En revanche, sur le fond, on peut regretter que la longue présentation du président de la République s’intéresse d’abord aux différences d’opinion, en l’espèce religieuses, au risque de se retrouver dans une impasse. En effet, la loi de 1905 s’attache, dans son esprit, d’abord à la question de l’exercice des libertés fondamentales reconnues au citoyen. Ce texte a servi aussi, par extension, à définir le périmètre exact de l’expression, au sein de la sphère publique, de toute opinion religieuse, philosophique ou politique.

En inversant cette logique, le président de la République ôte toute dimension universelle au débat législatif qui va s’engager mais, de surcroît, prend le risque d’une stigmatisation de l’islam, appréhendé uniquement sous l’angle d’une radicalisation, voulue par une infime minorité, dont le danger pour la République et les citoyens, à commencer par nos compatriotes de confession musulmane, est incontestable.

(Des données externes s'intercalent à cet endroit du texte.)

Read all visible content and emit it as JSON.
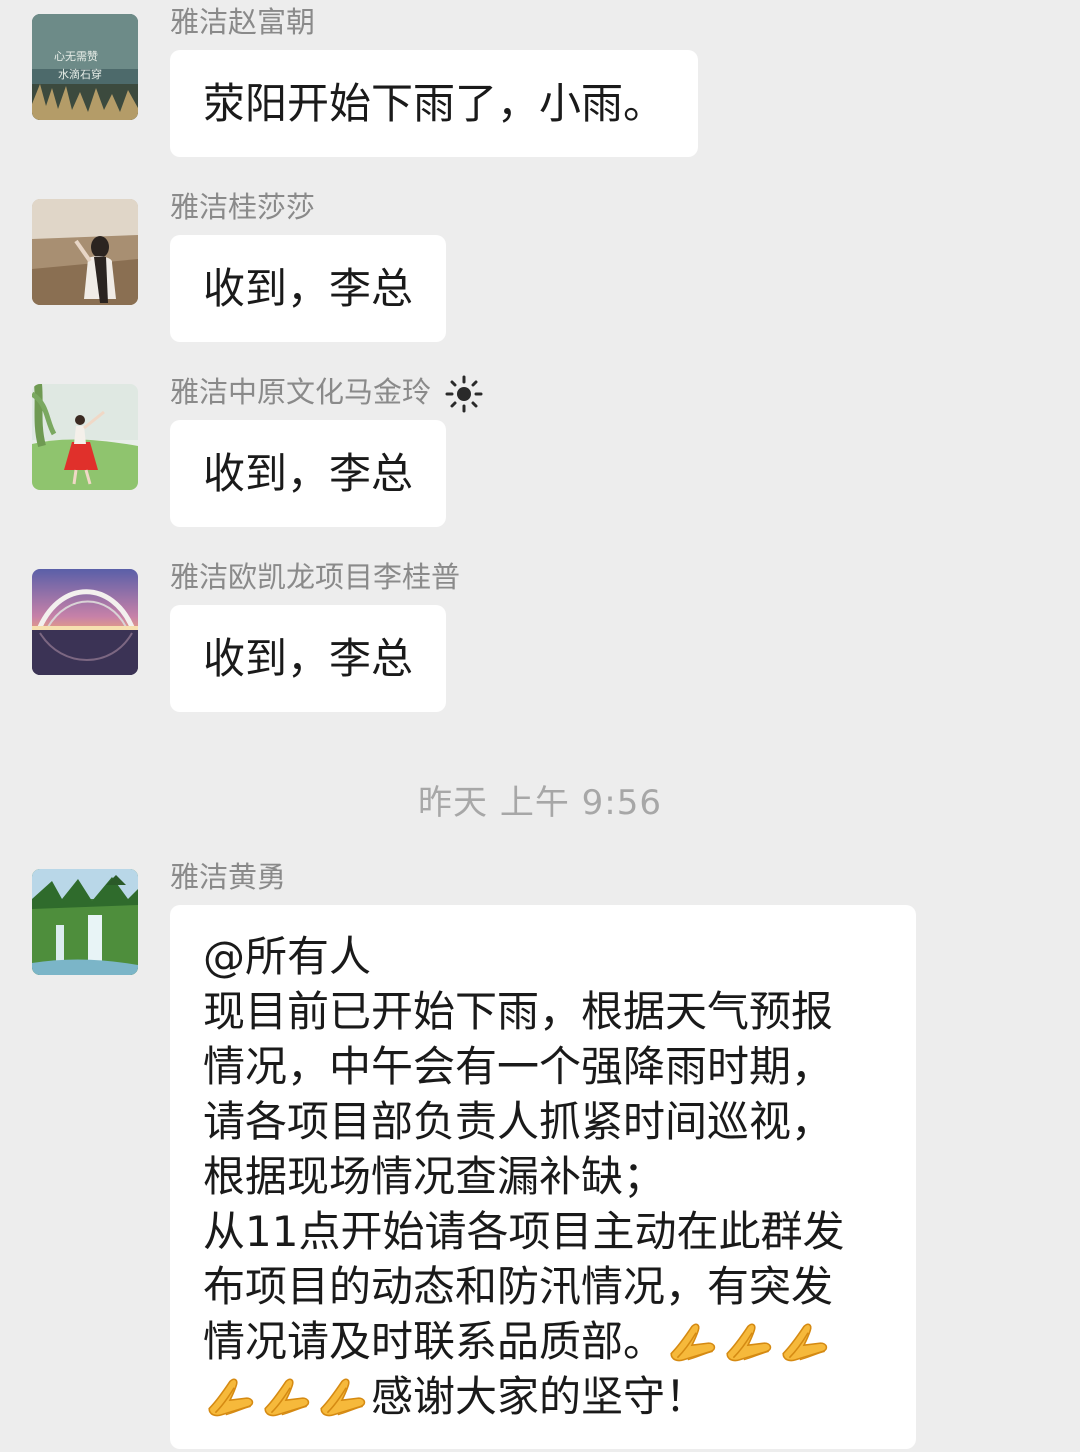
{
  "messages": [
    {
      "sender": "雅洁赵富朝",
      "text": "荥阳开始下雨了，小雨。",
      "avatar_icon": "calligraphy-avatar"
    },
    {
      "sender": "雅洁桂莎莎",
      "text": "收到，李总",
      "avatar_icon": "field-person-avatar"
    },
    {
      "sender": "雅洁中原文化马金玲",
      "text": "收到，李总",
      "avatar_icon": "red-dress-avatar",
      "status_icon": "sun-icon"
    },
    {
      "sender": "雅洁欧凯龙项目李桂普",
      "text": "收到，李总",
      "avatar_icon": "bridge-avatar"
    }
  ],
  "timestamp": "昨天 上午 9:56",
  "long_message": {
    "sender": "雅洁黄勇",
    "avatar_icon": "waterfall-avatar",
    "lines": [
      "@所有人",
      "现目前已开始下雨，根据天气预报",
      "情况，中午会有一个强降雨时期，",
      "请各项目部负责人抓紧时间巡视，",
      "根据现场情况查漏补缺；",
      "从11点开始请各项目主动在此群发",
      "布项目的动态和防汛情况，有突发",
      "情况请及时联系品质部。",
      "感谢大家的坚守！"
    ],
    "emoji": "pray-hands-icon"
  },
  "colors": {
    "background": "#ededed",
    "bubble": "#ffffff",
    "sender_text": "#8a8a8a",
    "timestamp_text": "#a7a7a7"
  }
}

Risque de division. Il aurait été préférable de conserver l’esprit de la loi de 1905 faisant de l’individu d’abord un citoyen et, ensuite, un « porteur de différences ». Cela aurait permis aussi de s’interroger sur l’apport culturel de chacun à ce creuset si précieux qu’est la République. Dans une société fragmentée et en proie à des questionnements sur le vivre ensemble, cela aurait mis aussi le principe de concorde, donc de cohésion nationale, au cœur des débats sans prendre le risque de diviser nos concitoyens entre eux. Ainsi, nous aurions été en mesure de rappeler avec fermeté et sérénité, ce principe incontournable de notre Pacte républicain, à savoir que les particularismes ne peuvent primer sur la loi universelle.

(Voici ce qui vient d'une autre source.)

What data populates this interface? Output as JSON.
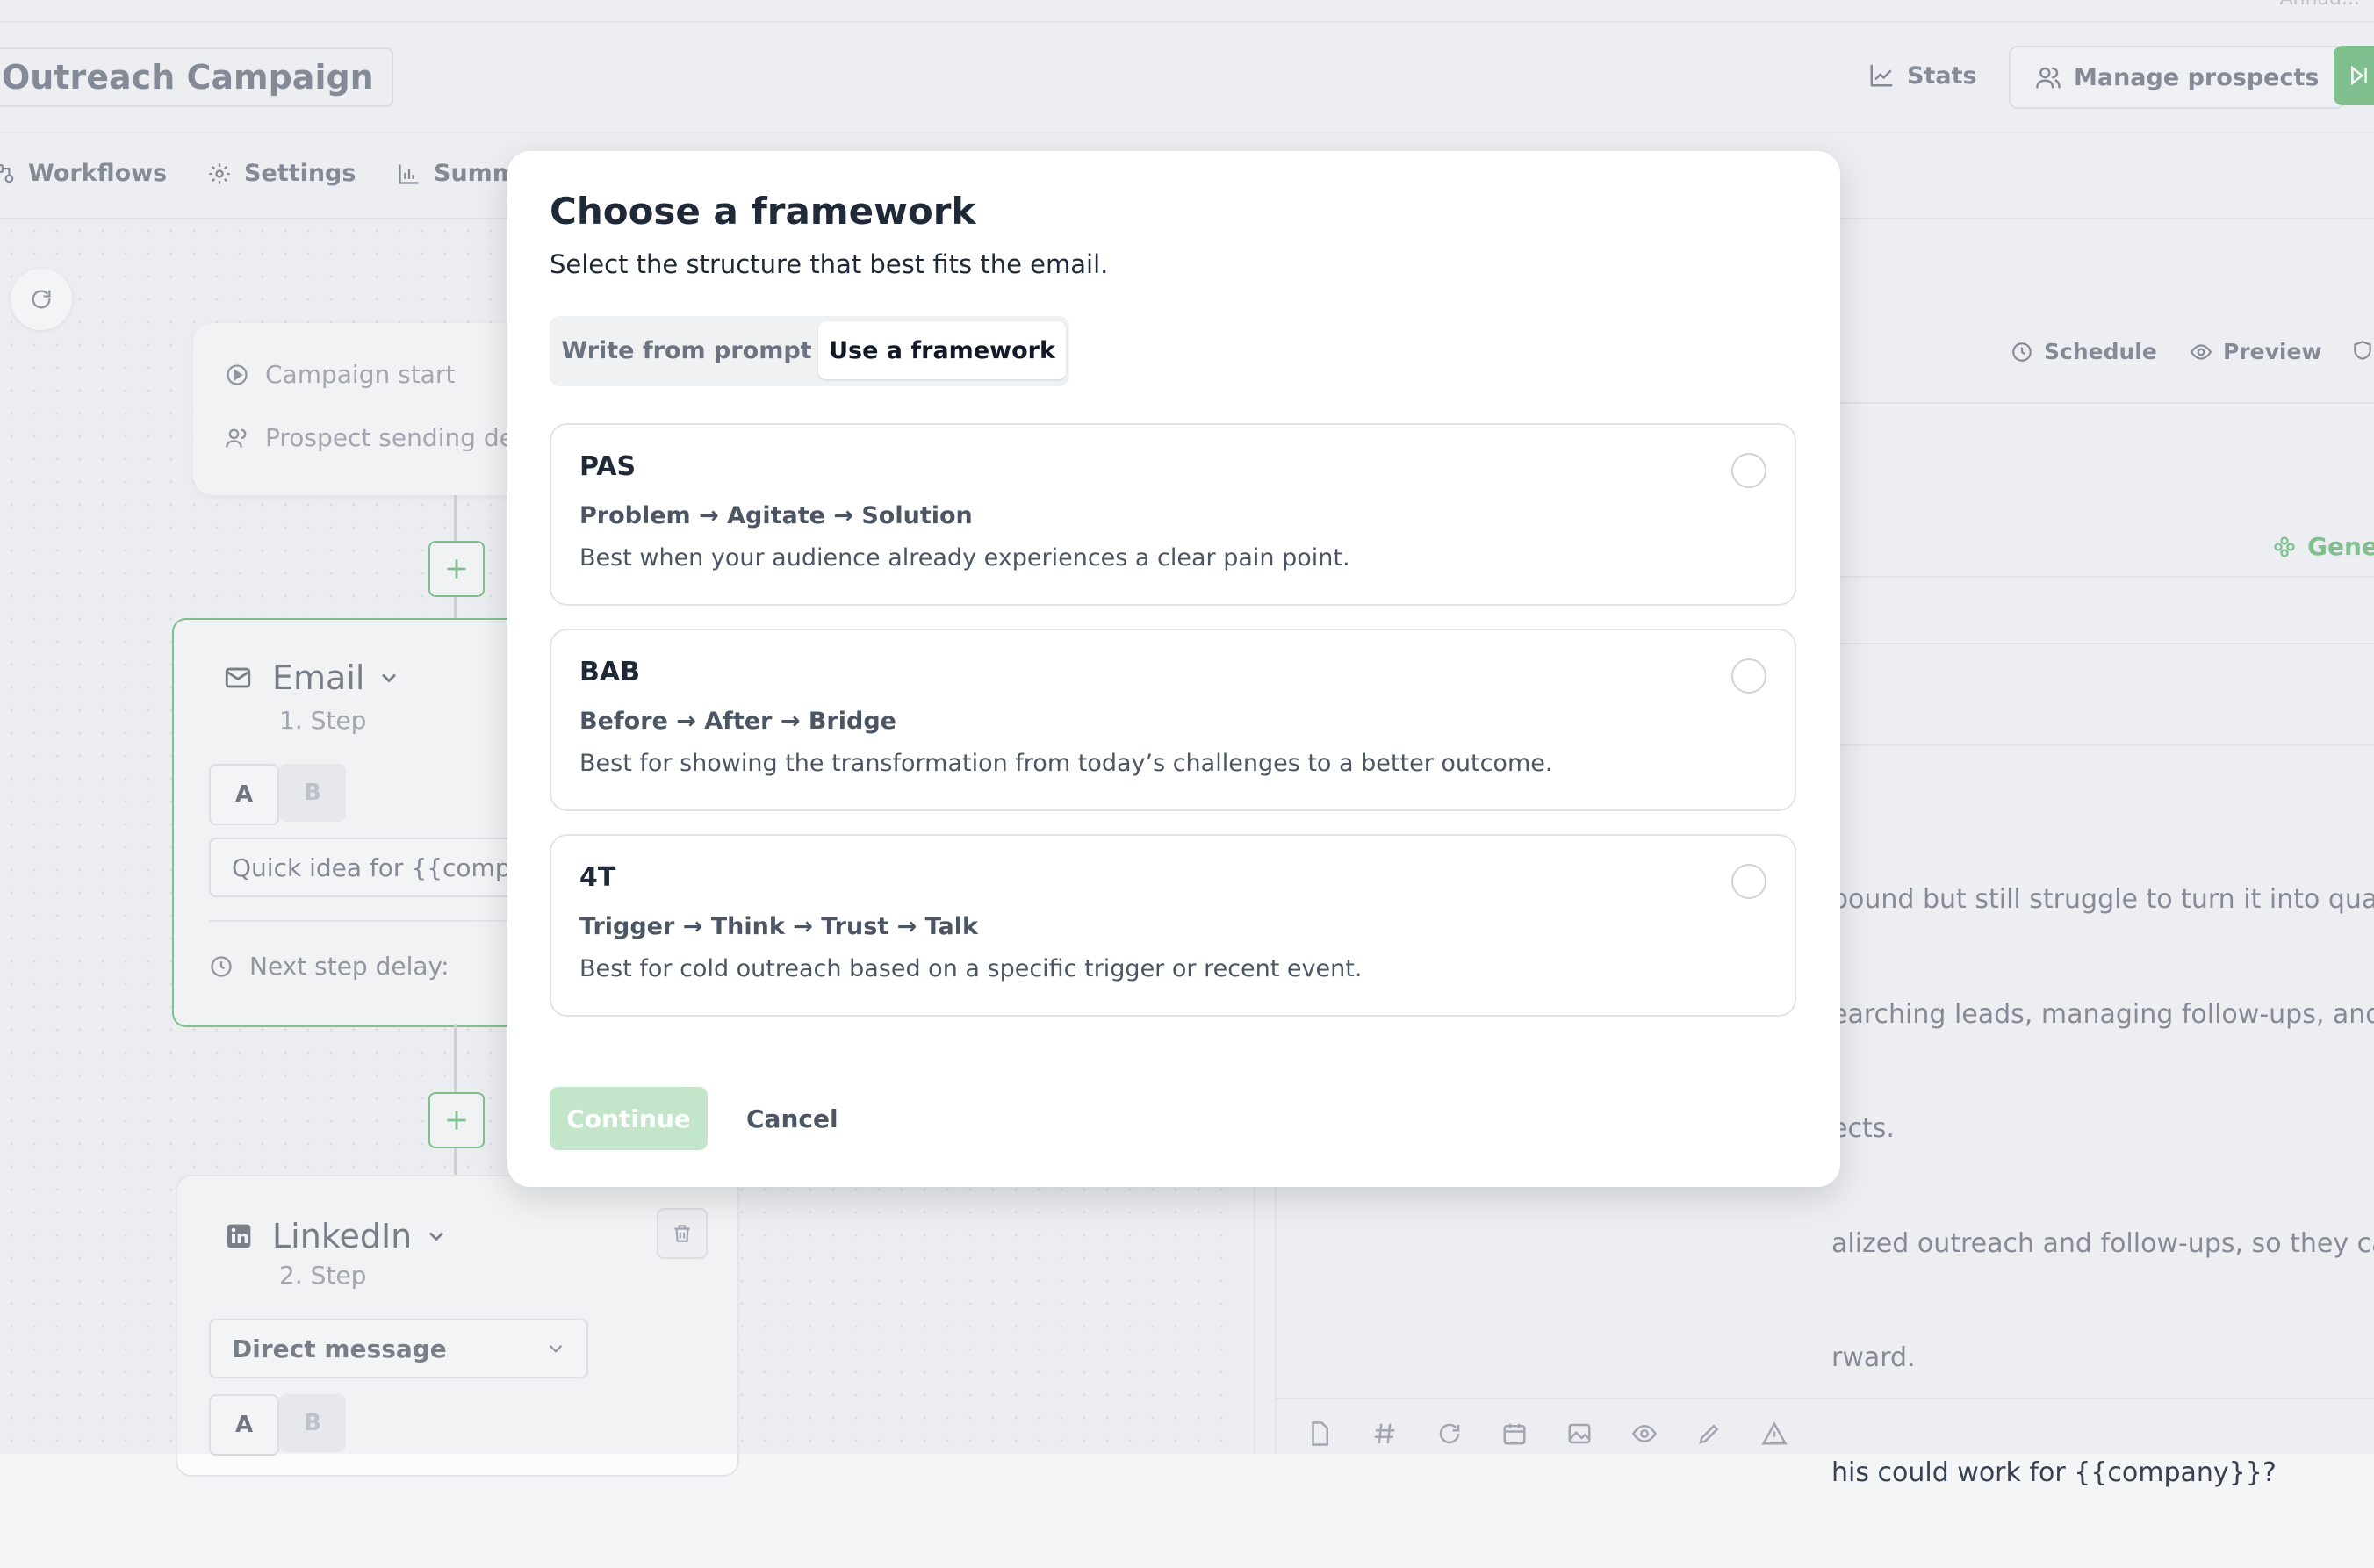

La démarche présidentielle ouvre alors la voie à une négociation pérenne de la République avec tous les particularismes, quelle que soit leur nature, cherchant une reconnaissance au Panthéon des valeurs républicaines. La société française vit, depuis de trop nombreuses années, à l’heure de clivages qui la minent et l’affaiblissent, au moment même où les défis à relever exigent un effort de cohésion. Les Français s’interrogent sur le sens même du projet partagé qui doit servir de moteur à la Nation. En les opposant tour à tour sur le plan économique, social, politique ou des enjeux de société, nombreux sont ceux, parmi nos responsables politiques, qui ont pris le risque, en jouant aux apprentis sorciers, de provoquer des cassures qui pourraient, à terme, se révéler irréparables.

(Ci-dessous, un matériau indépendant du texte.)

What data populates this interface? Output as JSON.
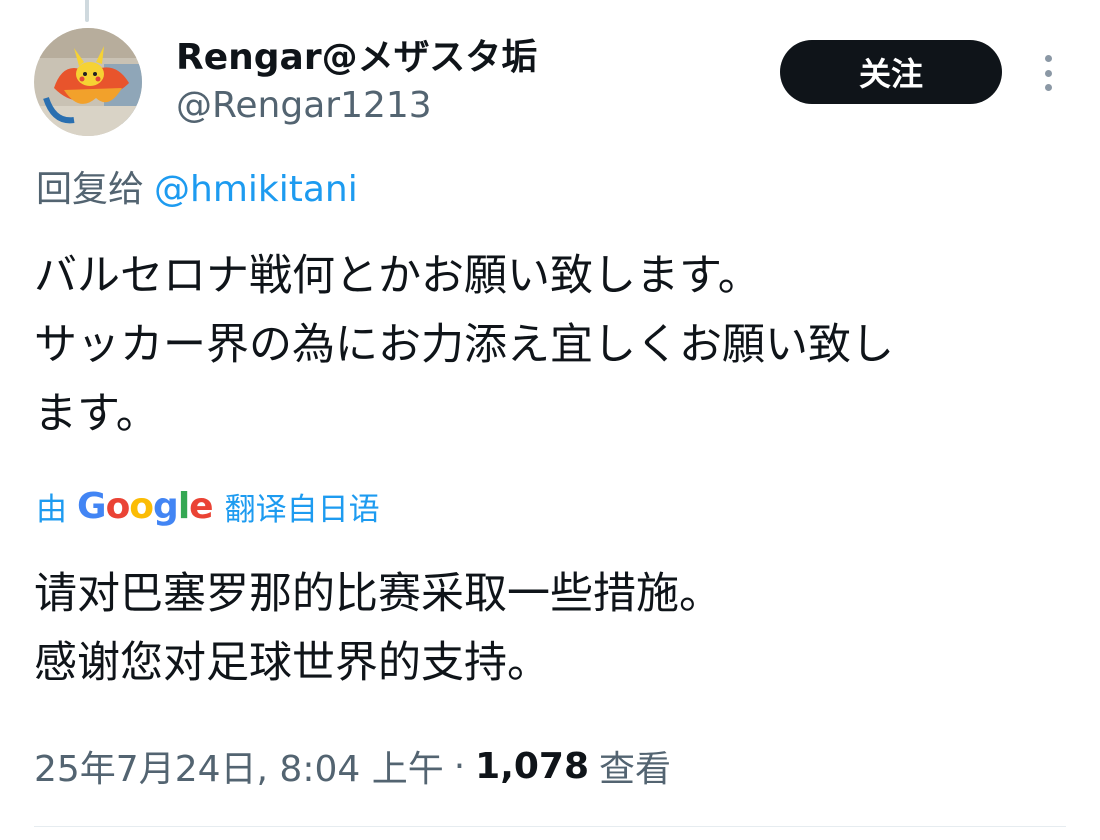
{
  "author": {
    "display_name": "Rengar@メザスタ垢",
    "handle": "@Rengar1213"
  },
  "actions": {
    "follow_label": "关注",
    "more_icon": "more-vertical-icon"
  },
  "reply": {
    "prefix": "回复给",
    "mention": "@hmikitani"
  },
  "tweet": {
    "lines": [
      "バルセロナ戦何とかお願い致します。",
      "サッカー界の為にお力添え宜しくお願い致し",
      "ます。"
    ]
  },
  "translation": {
    "by": "由",
    "logo": "Google",
    "suffix": "翻译自日语",
    "lines": [
      "请对巴塞罗那的比赛采取一些措施。",
      "感谢您对足球世界的支持。"
    ]
  },
  "meta": {
    "timestamp": "25年7月24日, 8:04 上午",
    "separator": "·",
    "views_count": "1,078",
    "views_label": "查看"
  },
  "colors": {
    "link": "#1d9bf0",
    "secondary_text": "#536471",
    "follow_button_bg": "#0f1419"
  }
}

Il est temps que le président de la République, après avoir affronté la crise des Gilets Jaunes, prenne la mesure de ces cassures profondes et du besoin de créer les conditions mêmes d’une réconciliation à laquelle les Français, dans leur ensemble, aspirent de manière intense. Il est temps que notre réflexion politique replace, au centre du débat, le citoyen, être doué de droits et devoirs, dont la liberté ne saurait, au nom des différences qui sont les siennes, venir miner notre maison commune : la République.

Est-ce un nouveau rendez-vous manqué pour le président de la République ?

Gaël Perdriau est maire de Saint-Etienne et vice-président des Républicains.